Territories with gender board quotas include: Norway, Spain, Finland, Quebec, Israel, Iceland, Kenya, France, Italy, Belgium, Germany Link
• In 2014, the Australian Council of Superannuation Investors announced a policy target of 30% women on each ASX 200 board by the end of 2017.
• In France companies on the CAC 40 index must meet a quota of 40% women on boards by 2017.
• By law the largest companies in Germany must have 30% female directors. The law came into effect last year but according to reports many companies are not meeting the quota. Late last year gender pay parity legislation was proposed in the country.
• Since 2003 Norway has legally required public companies to have at least 40% of female board members. But according to an OECD online blog, the quota only worked after sanctions were brought in. This led to a rapid change: the 40% target was reached in 2008.
• Last April, the Female Employment Promotion Legislation was passed that requires large private and public sector companies in Japan to disclose gender diversity targets.
• Sweden’s parliament this year rejected a government proposal for quotas mandating that at least 40% of company board members are female. The legislation would have imposed financial penalties on companies not having achieved the target by 2019. The fines would have ranged from between 250,000 and 5m (€26,224 and €0.5m) kroner depending on a company’s market capitalisation. Swedish employers with more than 24 employees are already required to report gender-specific salary data and draw up an action plan on equal pay every three years.
• From next month, large companies in the UK will have to report their gender pay and gender bonus pay gaps. The data will be housed in a publicly available online tool.

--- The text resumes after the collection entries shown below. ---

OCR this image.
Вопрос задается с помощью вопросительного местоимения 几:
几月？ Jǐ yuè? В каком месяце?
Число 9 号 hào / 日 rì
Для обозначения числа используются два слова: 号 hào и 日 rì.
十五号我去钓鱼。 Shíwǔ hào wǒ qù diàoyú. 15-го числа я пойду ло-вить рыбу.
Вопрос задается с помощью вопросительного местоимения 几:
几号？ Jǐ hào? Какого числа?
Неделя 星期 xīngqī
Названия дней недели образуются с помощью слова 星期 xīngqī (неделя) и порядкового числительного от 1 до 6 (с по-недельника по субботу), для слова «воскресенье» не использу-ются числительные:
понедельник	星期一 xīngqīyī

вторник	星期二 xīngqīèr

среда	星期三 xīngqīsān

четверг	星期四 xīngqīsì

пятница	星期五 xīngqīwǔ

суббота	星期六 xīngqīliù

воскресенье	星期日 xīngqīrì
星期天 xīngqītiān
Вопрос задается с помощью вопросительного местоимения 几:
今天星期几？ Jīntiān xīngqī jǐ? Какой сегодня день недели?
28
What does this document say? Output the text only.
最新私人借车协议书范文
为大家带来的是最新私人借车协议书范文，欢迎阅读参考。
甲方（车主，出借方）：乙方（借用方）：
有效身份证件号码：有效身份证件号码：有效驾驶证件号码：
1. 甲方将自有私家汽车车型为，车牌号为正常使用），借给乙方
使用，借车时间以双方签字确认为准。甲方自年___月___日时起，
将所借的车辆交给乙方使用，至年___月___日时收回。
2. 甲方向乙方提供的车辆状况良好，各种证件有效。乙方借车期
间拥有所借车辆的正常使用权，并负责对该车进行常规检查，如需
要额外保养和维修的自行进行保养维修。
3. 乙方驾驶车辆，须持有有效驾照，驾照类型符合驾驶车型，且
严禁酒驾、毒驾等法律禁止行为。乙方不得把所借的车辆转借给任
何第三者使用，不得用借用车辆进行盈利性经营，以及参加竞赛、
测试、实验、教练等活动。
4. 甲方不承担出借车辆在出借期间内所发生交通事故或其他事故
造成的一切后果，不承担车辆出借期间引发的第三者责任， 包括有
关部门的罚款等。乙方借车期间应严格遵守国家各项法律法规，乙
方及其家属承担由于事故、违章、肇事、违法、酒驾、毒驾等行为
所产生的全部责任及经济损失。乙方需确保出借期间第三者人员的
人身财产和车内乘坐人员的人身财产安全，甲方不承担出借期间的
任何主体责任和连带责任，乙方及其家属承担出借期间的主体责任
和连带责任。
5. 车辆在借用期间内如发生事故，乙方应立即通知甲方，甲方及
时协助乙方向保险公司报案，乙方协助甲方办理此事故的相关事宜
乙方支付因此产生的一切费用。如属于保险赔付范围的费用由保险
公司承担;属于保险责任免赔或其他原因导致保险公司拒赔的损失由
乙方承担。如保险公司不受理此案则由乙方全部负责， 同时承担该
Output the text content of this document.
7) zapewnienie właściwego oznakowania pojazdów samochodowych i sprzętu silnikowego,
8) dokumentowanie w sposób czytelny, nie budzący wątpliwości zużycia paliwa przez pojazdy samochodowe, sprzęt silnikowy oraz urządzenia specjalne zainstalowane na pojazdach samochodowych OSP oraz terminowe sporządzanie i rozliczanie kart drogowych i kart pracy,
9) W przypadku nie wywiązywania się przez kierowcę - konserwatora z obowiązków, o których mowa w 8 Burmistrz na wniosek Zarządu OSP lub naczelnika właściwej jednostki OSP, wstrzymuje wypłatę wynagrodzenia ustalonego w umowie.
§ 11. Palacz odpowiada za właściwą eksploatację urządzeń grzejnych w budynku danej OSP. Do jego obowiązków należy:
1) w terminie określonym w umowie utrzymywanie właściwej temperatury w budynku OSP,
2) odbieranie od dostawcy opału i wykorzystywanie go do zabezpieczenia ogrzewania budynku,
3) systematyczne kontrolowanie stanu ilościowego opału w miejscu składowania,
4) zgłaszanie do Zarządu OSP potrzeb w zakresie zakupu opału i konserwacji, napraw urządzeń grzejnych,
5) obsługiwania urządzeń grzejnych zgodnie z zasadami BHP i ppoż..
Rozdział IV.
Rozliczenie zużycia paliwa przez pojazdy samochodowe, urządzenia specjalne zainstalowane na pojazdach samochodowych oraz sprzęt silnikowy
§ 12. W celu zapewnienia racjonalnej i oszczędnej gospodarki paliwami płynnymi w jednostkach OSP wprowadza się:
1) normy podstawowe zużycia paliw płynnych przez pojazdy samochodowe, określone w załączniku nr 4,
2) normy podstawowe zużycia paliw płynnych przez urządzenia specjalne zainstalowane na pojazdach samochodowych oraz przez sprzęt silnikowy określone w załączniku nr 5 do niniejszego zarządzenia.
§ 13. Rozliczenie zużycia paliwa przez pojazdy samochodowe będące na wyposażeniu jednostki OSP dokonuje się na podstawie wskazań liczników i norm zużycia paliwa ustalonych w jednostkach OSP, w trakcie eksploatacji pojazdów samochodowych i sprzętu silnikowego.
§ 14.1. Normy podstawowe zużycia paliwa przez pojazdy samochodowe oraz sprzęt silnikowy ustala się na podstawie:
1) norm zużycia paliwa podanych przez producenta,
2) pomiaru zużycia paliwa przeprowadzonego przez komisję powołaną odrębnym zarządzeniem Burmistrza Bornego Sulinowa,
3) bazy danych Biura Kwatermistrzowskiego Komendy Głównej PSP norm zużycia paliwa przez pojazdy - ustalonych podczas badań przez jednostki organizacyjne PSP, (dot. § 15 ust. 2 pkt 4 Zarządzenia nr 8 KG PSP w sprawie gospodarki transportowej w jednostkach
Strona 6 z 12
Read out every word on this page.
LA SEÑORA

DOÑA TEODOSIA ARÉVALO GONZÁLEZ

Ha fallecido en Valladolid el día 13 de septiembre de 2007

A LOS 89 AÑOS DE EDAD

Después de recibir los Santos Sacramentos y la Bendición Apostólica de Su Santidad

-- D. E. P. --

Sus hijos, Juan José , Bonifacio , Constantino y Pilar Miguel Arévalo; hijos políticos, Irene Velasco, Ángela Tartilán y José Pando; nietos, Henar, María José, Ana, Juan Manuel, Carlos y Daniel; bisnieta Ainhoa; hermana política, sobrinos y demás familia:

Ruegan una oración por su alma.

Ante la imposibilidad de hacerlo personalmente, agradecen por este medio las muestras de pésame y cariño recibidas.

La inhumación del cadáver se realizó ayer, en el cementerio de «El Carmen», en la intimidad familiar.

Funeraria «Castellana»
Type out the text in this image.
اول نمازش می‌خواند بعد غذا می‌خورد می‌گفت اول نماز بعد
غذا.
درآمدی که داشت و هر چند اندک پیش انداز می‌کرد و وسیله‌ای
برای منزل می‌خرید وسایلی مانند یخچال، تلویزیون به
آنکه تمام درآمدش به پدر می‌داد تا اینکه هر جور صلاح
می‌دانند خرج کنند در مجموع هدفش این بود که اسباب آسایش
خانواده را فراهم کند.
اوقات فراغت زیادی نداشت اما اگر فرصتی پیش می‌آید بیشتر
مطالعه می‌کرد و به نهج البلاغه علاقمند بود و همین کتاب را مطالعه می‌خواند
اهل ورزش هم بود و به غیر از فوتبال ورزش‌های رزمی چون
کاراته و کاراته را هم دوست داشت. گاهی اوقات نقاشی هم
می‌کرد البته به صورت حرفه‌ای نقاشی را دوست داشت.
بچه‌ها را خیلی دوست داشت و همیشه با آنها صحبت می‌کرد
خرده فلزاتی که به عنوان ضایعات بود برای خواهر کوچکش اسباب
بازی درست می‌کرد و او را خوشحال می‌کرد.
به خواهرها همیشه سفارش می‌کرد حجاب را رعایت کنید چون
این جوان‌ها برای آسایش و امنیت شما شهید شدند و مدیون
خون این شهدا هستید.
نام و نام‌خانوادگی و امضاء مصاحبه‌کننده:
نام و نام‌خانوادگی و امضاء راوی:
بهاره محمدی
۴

• Under the Obama administration, much was done to drive equal pay, according to Jocelyn Frye from the Center for American Progress. The first bill he signed as President in 2009 was the Lilly Ledbetter Fair Pay Act. But partisan stalemate in Congress has meant there has been little action on equal pay since Ledbetter, such as increased pay transparency, says Frye. She adds it is not clear what President Donald Trump’s actions on equal pay will be as yet.